Test data infrastructure
nf-neuro
provides an infrastructure to host and distribute test data, freely available to all
contributors. Access to this data is done through the dedicated subworkflow LOAD_TEST_DATA
. Test
data packages are listed in tests/config/test_data.json
. Introspection of their content is
available in VS Code only, using the Test Data Explorer
extension. Once installed, it adds the Test Data Explorer
to the explorer panel (Ctrl+Shift+E
),
which you can use to browse and download test data packages and their content.
To download test data inside your test workflows, first include the LOAD_TEST_DATA
workflow
in their main.nf
:
include { LOAD_TEST_DATA } from '../../../../../subworkflows/nf-neuro/load_test_data/main'
The workflow has two inputs :
-
A channel containing a list of package names to download.
-
A name for the temporary directory where the data will be put.
To call it, use the following syntax :
archives = Channel.from( [ "<archive1>", "archive2", ... ] )
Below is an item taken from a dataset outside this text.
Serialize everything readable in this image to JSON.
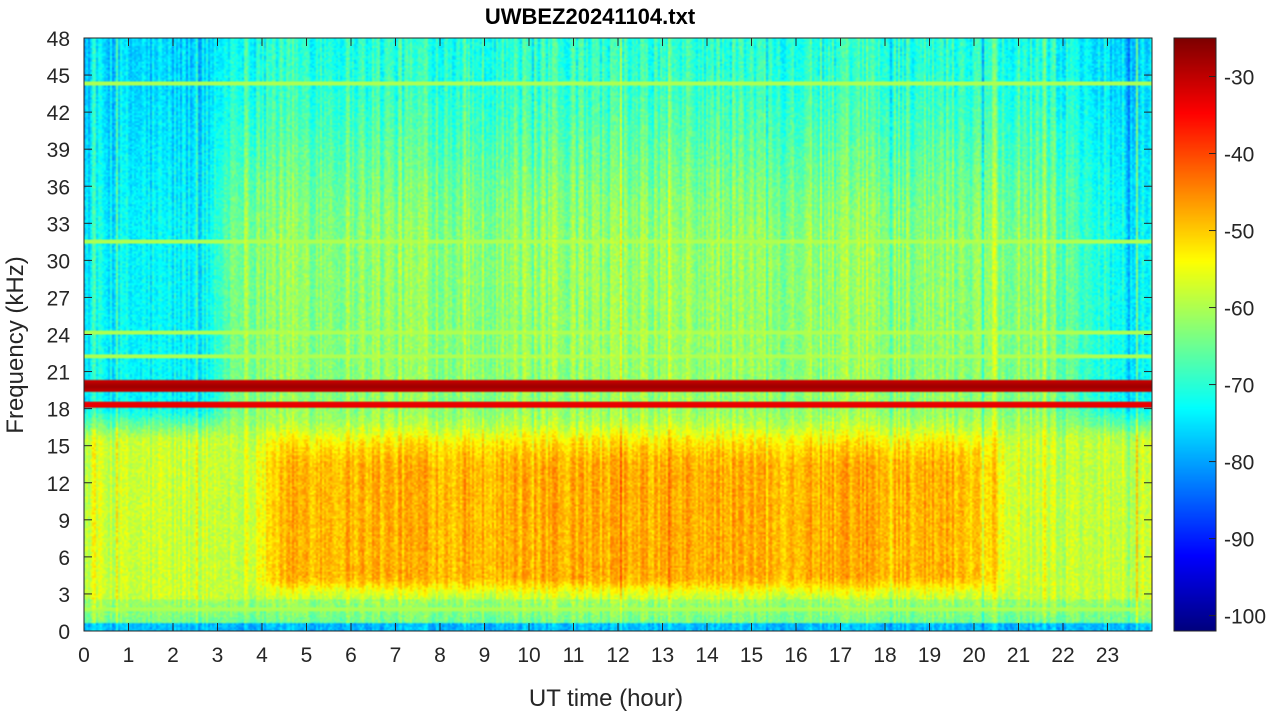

LOAD_TEST_DATA( archives, "<directory>" )
Important
This will download the archives
and unpack them under the directory
specified, using the archive’s names as sub-directories
to unpack to.
The archives contents are accessed using the output parameter of the workflow
LOAD_TEST_DATA.out.test_data_directory
. To create the test input from it for
a given PROCESS
to test use the .map
operator :
input = LOAD_TEST_DATA.out.test_data_directory
.map{ test_data_directory -> [
[ id:'test', single_end:false ], // meta map
file("${test_data_directory}/<file for input 1>"),
file("${test_data_directory}/<file for input 2>"),
...
] }
Then feed it to it :
PROCESS( input )
Info
The subworkflow must be called individually in each test workflow, even if they download the same archives, since there is no mechanism to pass data channels to them from the outside. Nevertheless, downloaded archives are cached locally to ensure efficiency and preserve bandwidth.